L’appello, nel 2011 e sempre a Perugia, ribalta la decisione: assolti, prove scientifiche contaminate secondo i periti nominati dal tribunale. Storia finita? Macché: la Cassazione ordina un nuovo processo d’appello, tutto da rifare, e l’indicazione per il giudice fiorentino è chiara, deve «valutare gli indizi con una visione unitaria». È «una strada stretta», dice subito l’avvocato di Amanda, Luciano Ghirga. E, a Firenze, ecco altre novità: per il procuratore generale Alessandro Crini — che chiede trent’anni per lei e ventisei per lui — i due hanno ucciso sì Meredith, ma a seguito d’un litigio deflagrato per le pulizie, per la presenza di Rudy Guede nell’appartamento. E non con un solo coltello, quello da cucina, ma con due, il secondo mai ritrovato. Crini, prima di concludere, chiede che la corte in caso di condanna disponga una misura cautelare per far scontare la pena ai due: difficile, almeno per la cittadina americana Amanda Knox, che al momento se ne sta a Seattle. Nell’arringa difensiva, Giulia Bongiorno difende Raffaele e fa capire che lui è a processo «solo per riflesso: di lui non c’è traccia né sulla scena del crimine né nella pseudo confessione dell’americana». In sintesi, la Bongiorno gioca la sua carta a sorpresa: assolveteli, dice alla corte, ma in caso di condanna fate attenzione a separare le due posizioni. Contro di lui c’è il gancetto del reggiseno di Mez sul quale ci sarebbero tracce del ragazzo: ma fu repertato 46 giorni dopo il primo sopralluogo.

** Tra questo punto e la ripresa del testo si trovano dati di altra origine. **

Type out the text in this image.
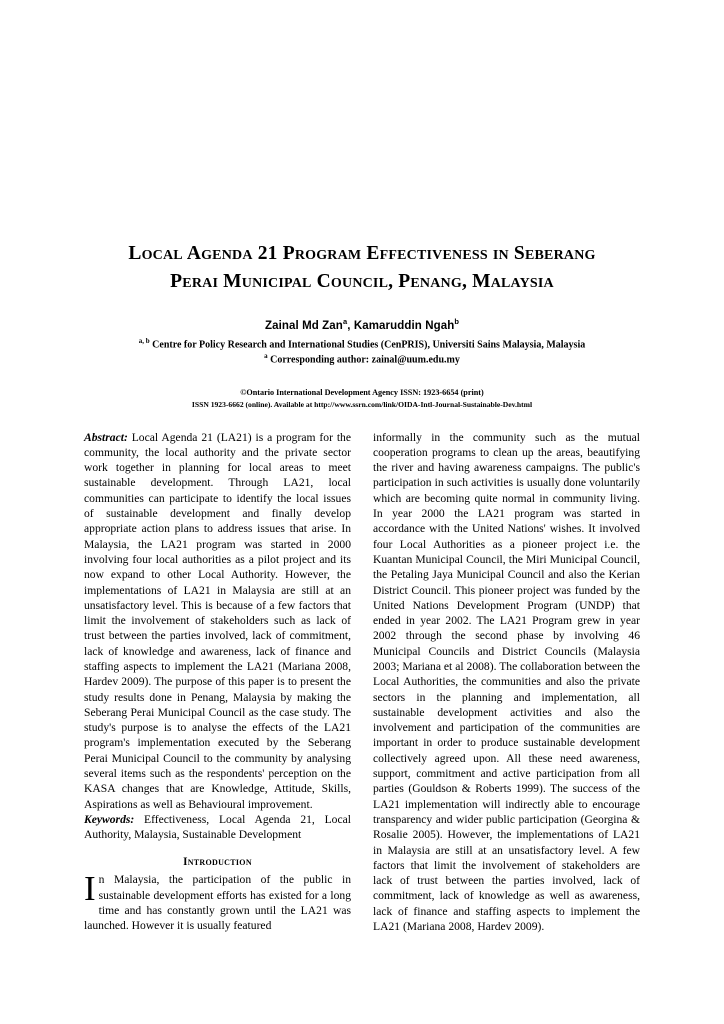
Local Agenda 21 Program Effectiveness in Seberang
Perai Municipal Council, Penang, Malaysia
Zainal Md Zan$^a$, Kamaruddin Ngah$^b$
$^{a, b}$ Centre for Policy Research and International Studies (CenPRIS), Universiti Sains Malaysia, Malaysia
$^a$ Corresponding author: zainal@uum.edu.my
©Ontario International Development Agency ISSN: 1923-6654 (print)
ISSN 1923-6662 (online). Available at http://www.ssrn.com/link/OIDA-Intl-Journal-Sustainable-Dev.html

Abstract: Local Agenda 21 (LA21) is a program for the community, the local authority and the private sector work together in planning for local areas to meet sustainable development. Through LA21, local communities can participate to identify the local issues of sustainable development and finally develop appropriate action plans to address issues that arise. In Malaysia, the LA21 program was started in 2000 involving four local authorities as a pilot project and its now expand to other Local Authority. However, the implementations of LA21 in Malaysia are still at an unsatisfactory level. This is because of a few factors that limit the involvement of stakeholders such as lack of trust between the parties involved, lack of commitment, lack of knowledge and awareness, lack of finance and staffing aspects to implement the LA21 (Mariana 2008, Hardev 2009). The purpose of this paper is to present the study results done in Penang, Malaysia by making the Seberang Perai Municipal Council as the case study. The study's purpose is to analyse the effects of the LA21 program's implementation executed by the Seberang Perai Municipal Council to the community by analysing several items such as the respondents' perception on the KASA changes that are Knowledge, Attitude, Skills, Aspirations as well as Behavioural improvement.

Keywords: Effectiveness, Local Agenda 21, Local Authority, Malaysia, Sustainable Development

Introduction

In Malaysia, the participation of the public in sustainable development efforts has existed for a long time and has constantly grown until the LA21 was launched. However it is usually featured

informally in the community such as the mutual cooperation programs to clean up the areas, beautifying the river and having awareness campaigns. The public's participation in such activities is usually done voluntarily which are becoming quite normal in community living. In year 2000 the LA21 program was started in accordance with the United Nations' wishes. It involved four Local Authorities as a pioneer project i.e. the Kuantan Municipal Council, the Miri Municipal Council, the Petaling Jaya Municipal Council and also the Kerian District Council. This pioneer project was funded by the United Nations Development Program (UNDP) that ended in year 2002. The LA21 Program grew in year 2002 through the second phase by involving 46 Municipal Councils and District Councils (Malaysia 2003; Mariana et al 2008). The collaboration between the Local Authorities, the communities and also the private sectors in the planning and implementation, all sustainable development activities and also the involvement and participation of the communities are important in order to produce sustainable development collectively agreed upon. All these need awareness, support, commitment and active participation from all parties (Gouldson & Roberts 1999). The success of the LA21 implementation will indirectly able to encourage transparency and wider public participation (Georgina & Rosalie 2005). However, the implementations of LA21 in Malaysia are still at an unsatisfactory level. A few factors that limit the involvement of stakeholders are lack of trust between the parties involved, lack of commitment, lack of knowledge as well as awareness, lack of finance and staffing aspects to implement the LA21 (Mariana 2008, Hardev 2009).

Difficile immaginare quale sarà la decisione dei giudici, stasera: ma nei tre gradi celebrati fin qui ogni sentenza ha scatenato veleni e polemiche. L’epilogo non farà eccezione: ma per capire quanto tutto sia cambiato, rispetto a sei anni fa, basterà guardare il banco degli imputati. Con Raffaele accanto a un posto vuoto.